No clergyman can spoil the whole of Sunday, for there is always the dinner, and having found a table d’hôte in harmony with the Herr Director’s national and religious ideals, we continued our discussion somewhat fitfully, if, at times, rather vehemently.

One of the things the Herr Director missed in the church where we tried to worship was reverence. He missed it everywhere and thought it due to the fact that we do not teach religion in the public schools.

This was rather amusing to me, for just prior to that statement he had told me of one of his nephews who, upon approaching his final examinations, said: “If it were not for this accursed religion I could get through without trouble;” and I called his attention to the fact that although I had no difficulty with my “exams” in religion, invariably having an “Ausgezeichnet” which is equivalent to an A, I was always “Schlecht” in conduct.

I had found religious instruction a very irreligious procedure, for the man who taught it was irreligious enough to whip me so that I could not lie upon my back for a week, the cause being that I would not say yes to his credo. Moreover I told the Herr Director I thought all religious instruction irreligious which did not teach the child its whole duty to society, but taught religion from only the narrowing racial or sectarian standpoint.

Religion, I pointed out to him, can after all not be taught; it has to be caught. It is a contagion which comes from a spiritual personality, and our public schools are not religious or irreligious because certain subjects are found or not found in their curricula, but because the teachers have this spiritual personality or lack it. I am convinced that this ethical quality predominates in our public schools, not only because so many of our teachers are women, but because we are fundamentally a religious people.

At this point I became conscious that the attention of the Herr Director and the Frau Directorin had flagged; for their response to my homily was an eloquent tribute to the tenderness of the breast of a Long Island duck, which they had been enjoying while I talked.
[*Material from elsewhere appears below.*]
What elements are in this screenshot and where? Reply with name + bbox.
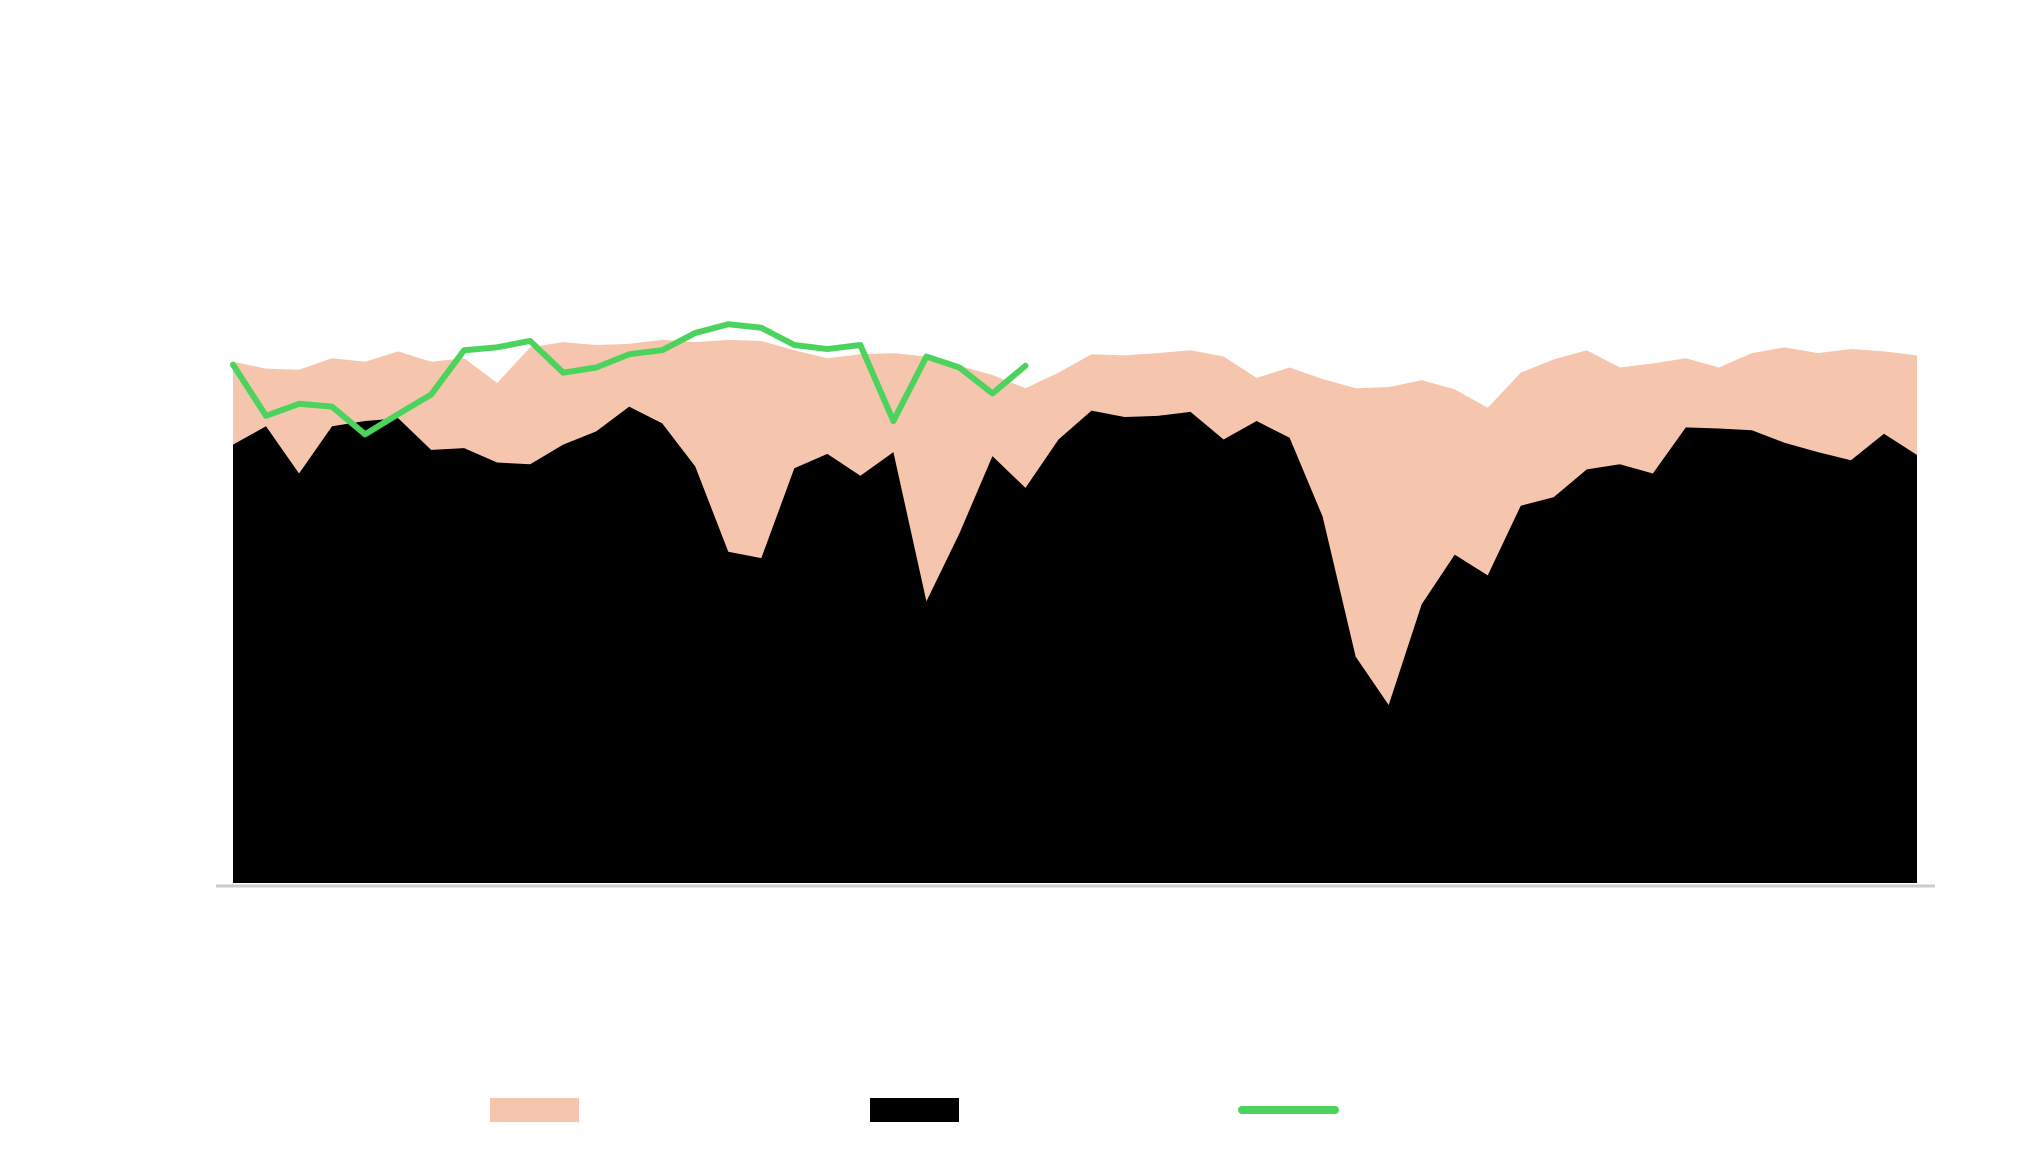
legend-swatch bbox=[870, 1098, 959, 1122]
line bbox=[230, 321, 1029, 438]
area bbox=[233, 406, 1917, 883]
legend-swatch bbox=[490, 1098, 579, 1122]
As they were consequently in a lenient mood towards the whole world and therefore the United States, I renewed my laudable and difficult effort, and, as is often best, through the medium of a story.

At the time the elective system was introduced into Harvard University, attendance upon chapel was made voluntary. “I understand,” said a severe critic of this procedure, “that you have made God elective in your college.”

“No,” replied the astute president, “I understand that God has made Himself elective everywhere.”

The point of my story was lost upon both my guests. When I paused, the Frau Directorin asked me how it was possible to serve so lavish a bill of fare for so little money, and the Herr Director asked the waiter why they called this a Long Island duck when the portions were so short. Thus the conviction was forced upon me that our environment was not conducive to the discussion of the American Spirit and that I must await a more auspicious occasion.

Late in the afternoon that occasion came; not on Fifth Avenue but on one of those streets where churches are fewest and humanity thickest; where Sunday brings liberation from toil, where cleanliness and godliness have an equally difficult task in coming or abiding; where nations and races must mingle and cannot easily blend, where the America which is to be is in the making, and where the Spirit must manifest itself if we are to be a nation with common ideals.